OP-ed in today's Wall Street Journal: Deleveraging Can Save Jobs; A Simple Change in Tax Policy Would Make It Easier for Companies to Retire Debt, by James Barth, Michael Klowden & Glenn Yago (all of the Milken Institute):
What's needed is prompt, decisive action to restore transactional trust among institutions, increase liquidity, expand credit, and build consumer confidence. It's especially important that small and medium-sized businesses — the source of virtually all job growth — regain access to affordable credit so they can make capital purchases, restock their inventories, pay their suppliers, and hold on to their employees.
Legislative and regulatory actions to date have begun the process, albeit at a staggering cost. Yet more action is needed, especially in tax policy, to encourage deleveraging.

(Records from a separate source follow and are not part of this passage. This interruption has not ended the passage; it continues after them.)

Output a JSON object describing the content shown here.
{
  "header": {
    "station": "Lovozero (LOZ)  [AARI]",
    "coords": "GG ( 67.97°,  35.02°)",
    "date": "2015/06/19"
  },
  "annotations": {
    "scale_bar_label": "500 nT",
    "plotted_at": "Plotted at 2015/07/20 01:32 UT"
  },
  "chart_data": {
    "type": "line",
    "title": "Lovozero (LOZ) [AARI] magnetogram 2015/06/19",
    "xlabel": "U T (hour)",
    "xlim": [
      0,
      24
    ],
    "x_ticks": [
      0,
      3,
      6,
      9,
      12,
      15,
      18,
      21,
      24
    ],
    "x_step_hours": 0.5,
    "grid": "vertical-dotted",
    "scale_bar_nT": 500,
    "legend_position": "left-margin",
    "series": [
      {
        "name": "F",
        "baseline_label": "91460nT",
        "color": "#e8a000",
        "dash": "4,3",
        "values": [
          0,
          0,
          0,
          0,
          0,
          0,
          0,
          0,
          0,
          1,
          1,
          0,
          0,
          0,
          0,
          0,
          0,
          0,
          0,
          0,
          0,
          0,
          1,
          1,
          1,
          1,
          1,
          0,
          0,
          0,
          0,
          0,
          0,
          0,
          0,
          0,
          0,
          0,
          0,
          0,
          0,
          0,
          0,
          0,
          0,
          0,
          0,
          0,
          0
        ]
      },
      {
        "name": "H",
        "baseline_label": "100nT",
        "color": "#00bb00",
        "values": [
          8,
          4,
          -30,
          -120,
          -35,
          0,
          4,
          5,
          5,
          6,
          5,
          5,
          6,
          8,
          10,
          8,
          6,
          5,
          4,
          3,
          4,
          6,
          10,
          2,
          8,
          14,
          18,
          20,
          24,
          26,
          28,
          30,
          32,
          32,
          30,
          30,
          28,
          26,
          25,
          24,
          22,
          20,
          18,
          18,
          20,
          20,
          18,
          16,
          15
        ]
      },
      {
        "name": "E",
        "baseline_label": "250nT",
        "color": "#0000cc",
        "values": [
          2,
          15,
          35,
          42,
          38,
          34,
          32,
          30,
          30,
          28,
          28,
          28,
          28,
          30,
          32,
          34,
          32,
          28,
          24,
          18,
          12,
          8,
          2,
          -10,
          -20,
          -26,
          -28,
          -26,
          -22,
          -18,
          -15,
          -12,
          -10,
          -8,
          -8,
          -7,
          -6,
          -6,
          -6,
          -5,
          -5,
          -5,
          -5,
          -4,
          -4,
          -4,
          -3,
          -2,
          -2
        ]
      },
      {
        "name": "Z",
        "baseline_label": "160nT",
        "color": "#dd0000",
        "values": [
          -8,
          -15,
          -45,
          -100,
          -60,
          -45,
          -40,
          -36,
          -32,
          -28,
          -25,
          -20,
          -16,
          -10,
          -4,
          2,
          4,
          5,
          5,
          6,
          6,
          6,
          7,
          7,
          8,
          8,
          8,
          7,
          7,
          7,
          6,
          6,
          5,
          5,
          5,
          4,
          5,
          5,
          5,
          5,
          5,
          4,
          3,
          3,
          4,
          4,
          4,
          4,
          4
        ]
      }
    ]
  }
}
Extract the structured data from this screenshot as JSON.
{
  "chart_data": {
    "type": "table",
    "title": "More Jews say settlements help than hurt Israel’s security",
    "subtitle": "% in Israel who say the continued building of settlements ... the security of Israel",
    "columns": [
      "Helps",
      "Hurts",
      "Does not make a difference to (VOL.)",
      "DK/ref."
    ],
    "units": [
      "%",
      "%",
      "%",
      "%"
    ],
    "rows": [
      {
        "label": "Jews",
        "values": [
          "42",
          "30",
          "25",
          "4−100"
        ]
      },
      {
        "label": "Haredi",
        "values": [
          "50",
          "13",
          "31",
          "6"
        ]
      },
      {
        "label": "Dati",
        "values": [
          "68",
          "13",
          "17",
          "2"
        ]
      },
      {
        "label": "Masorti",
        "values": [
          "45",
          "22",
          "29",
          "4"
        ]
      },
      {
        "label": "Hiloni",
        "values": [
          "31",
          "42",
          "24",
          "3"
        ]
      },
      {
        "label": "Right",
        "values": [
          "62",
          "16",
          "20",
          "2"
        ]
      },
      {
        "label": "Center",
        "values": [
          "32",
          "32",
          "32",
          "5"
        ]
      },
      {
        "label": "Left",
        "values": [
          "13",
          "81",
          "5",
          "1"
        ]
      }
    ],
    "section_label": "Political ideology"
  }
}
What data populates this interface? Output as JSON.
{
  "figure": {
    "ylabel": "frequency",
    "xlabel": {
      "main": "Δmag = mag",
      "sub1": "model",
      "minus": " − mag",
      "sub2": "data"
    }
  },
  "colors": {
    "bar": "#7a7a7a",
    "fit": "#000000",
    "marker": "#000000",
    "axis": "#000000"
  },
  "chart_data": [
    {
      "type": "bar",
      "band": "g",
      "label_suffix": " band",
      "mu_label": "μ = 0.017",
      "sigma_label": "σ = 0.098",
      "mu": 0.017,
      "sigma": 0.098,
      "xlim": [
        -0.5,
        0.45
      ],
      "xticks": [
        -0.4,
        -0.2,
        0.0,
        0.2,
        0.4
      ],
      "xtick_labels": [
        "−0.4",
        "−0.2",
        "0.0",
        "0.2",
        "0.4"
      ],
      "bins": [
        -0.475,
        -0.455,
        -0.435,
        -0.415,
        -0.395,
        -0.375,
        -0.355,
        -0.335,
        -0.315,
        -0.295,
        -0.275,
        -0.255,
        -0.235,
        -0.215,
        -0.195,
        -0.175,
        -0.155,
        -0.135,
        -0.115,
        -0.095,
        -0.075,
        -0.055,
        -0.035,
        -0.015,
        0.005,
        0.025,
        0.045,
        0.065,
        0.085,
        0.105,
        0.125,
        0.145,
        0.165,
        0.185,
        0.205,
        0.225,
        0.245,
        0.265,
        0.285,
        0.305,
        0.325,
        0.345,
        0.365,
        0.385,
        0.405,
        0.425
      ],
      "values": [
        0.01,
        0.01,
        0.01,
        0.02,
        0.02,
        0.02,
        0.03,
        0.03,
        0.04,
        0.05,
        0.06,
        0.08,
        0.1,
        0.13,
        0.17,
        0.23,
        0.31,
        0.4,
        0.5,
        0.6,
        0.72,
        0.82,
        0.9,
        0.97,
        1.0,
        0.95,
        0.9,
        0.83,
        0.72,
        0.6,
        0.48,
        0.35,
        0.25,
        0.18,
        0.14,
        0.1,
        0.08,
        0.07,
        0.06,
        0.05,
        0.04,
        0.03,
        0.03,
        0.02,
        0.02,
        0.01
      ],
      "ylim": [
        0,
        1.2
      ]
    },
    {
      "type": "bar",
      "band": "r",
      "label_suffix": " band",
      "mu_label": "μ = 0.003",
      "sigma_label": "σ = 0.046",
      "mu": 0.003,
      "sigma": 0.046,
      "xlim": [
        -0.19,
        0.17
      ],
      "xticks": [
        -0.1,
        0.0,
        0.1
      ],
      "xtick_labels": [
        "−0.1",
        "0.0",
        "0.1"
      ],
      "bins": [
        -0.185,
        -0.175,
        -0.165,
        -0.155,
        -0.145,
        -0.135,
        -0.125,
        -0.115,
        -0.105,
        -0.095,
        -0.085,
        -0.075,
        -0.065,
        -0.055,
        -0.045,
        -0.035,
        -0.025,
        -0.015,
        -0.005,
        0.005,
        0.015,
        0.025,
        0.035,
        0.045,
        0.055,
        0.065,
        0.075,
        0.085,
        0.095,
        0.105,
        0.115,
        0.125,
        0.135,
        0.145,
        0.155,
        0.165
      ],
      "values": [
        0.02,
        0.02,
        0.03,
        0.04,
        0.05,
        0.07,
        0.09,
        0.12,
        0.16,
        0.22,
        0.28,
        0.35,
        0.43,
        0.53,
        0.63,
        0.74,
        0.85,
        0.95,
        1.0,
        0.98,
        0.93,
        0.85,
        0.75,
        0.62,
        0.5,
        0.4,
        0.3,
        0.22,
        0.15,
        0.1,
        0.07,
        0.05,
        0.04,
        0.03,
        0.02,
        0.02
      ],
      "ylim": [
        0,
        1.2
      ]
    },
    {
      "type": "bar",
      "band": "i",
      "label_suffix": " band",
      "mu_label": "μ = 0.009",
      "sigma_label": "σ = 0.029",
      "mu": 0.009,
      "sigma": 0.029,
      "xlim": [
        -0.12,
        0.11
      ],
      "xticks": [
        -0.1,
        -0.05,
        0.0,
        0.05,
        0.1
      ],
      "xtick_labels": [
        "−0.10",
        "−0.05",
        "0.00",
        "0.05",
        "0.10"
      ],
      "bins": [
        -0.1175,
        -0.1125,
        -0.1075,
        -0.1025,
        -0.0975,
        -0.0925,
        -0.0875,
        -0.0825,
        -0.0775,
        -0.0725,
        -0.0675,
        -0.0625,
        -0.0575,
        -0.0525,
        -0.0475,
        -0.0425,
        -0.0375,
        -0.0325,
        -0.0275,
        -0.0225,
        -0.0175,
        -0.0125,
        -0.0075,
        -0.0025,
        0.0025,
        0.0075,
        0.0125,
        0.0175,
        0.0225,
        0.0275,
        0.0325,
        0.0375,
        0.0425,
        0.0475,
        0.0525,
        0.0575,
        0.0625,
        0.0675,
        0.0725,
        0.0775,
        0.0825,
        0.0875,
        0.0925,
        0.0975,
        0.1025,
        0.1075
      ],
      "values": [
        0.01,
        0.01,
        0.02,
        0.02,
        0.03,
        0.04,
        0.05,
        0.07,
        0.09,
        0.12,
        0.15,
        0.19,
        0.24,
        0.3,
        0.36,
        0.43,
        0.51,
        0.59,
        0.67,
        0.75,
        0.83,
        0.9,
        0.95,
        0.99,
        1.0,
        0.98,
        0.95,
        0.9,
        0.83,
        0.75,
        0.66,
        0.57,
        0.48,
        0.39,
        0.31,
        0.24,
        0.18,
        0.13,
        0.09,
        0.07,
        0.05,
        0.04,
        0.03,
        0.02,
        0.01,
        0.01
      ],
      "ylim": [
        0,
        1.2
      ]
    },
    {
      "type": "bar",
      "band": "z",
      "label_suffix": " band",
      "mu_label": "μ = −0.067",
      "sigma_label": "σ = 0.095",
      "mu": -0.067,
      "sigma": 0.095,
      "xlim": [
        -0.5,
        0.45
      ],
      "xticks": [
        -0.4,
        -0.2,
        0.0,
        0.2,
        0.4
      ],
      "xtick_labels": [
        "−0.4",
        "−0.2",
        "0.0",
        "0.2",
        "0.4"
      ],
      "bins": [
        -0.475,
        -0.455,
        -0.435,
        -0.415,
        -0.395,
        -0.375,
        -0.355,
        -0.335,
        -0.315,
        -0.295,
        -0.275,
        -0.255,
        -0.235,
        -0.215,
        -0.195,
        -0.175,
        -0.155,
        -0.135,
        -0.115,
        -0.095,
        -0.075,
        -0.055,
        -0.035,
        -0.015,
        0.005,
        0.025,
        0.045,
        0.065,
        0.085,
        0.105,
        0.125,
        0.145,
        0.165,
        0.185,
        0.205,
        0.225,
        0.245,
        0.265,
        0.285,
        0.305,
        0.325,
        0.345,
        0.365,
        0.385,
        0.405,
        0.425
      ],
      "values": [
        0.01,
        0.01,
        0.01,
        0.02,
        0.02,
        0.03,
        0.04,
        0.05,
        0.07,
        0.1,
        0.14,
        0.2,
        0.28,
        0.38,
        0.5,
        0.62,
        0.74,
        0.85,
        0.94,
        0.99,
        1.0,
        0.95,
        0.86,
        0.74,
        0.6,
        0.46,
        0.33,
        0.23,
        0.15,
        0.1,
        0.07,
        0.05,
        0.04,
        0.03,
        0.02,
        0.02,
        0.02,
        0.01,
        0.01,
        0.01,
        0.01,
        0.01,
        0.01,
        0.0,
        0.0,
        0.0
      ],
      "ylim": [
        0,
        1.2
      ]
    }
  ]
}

One part of the solution to the current crisis is for Congress and the Treasury to restore, temporarily, the option for companies to deleverage by retiring debt at a discount without incurring tax liability. Tax-code and regulatory changes in the 1980s limited this option by treating the difference between the original issue price of debt and the lower amount for which it's repurchased as taxable income. The resulting tax liability on this "phantom income" decreases liquidity and blocks necessary restructuring of distressed corporate balance sheets. It also creates a perverse preference for bankruptcy that destroys asset values, jobs and customer relations. Finally, it puts American companies at a disadvantage relative to their competitors in nations with more accommodating tax structures, such as Germany and France.
We believe American enterprises should be encouraged to deleverage, whether by exchanging newly issued or existing stock for debt, or using cash from asset sales. This is the worst possible time to impose a tax liability on companies trying to avoid layoffs by reducing their interest payments on debt. Freed from a tax on phantom income, thousands of companies will become stronger through deleveraging.
As companies pay down debt, the yield premiums on their remaining debt will decline, and investors will tend to focus on the higher potential returns from equity. Mindful of fiscal pressures, we suggest that the suspension of the tax on this repurchased debt expire after a reasonable period, perhaps two years. Too many financial institutions and industrial companies are struggling under the wrong capital structure. It's time to encourage them to pay off their debt.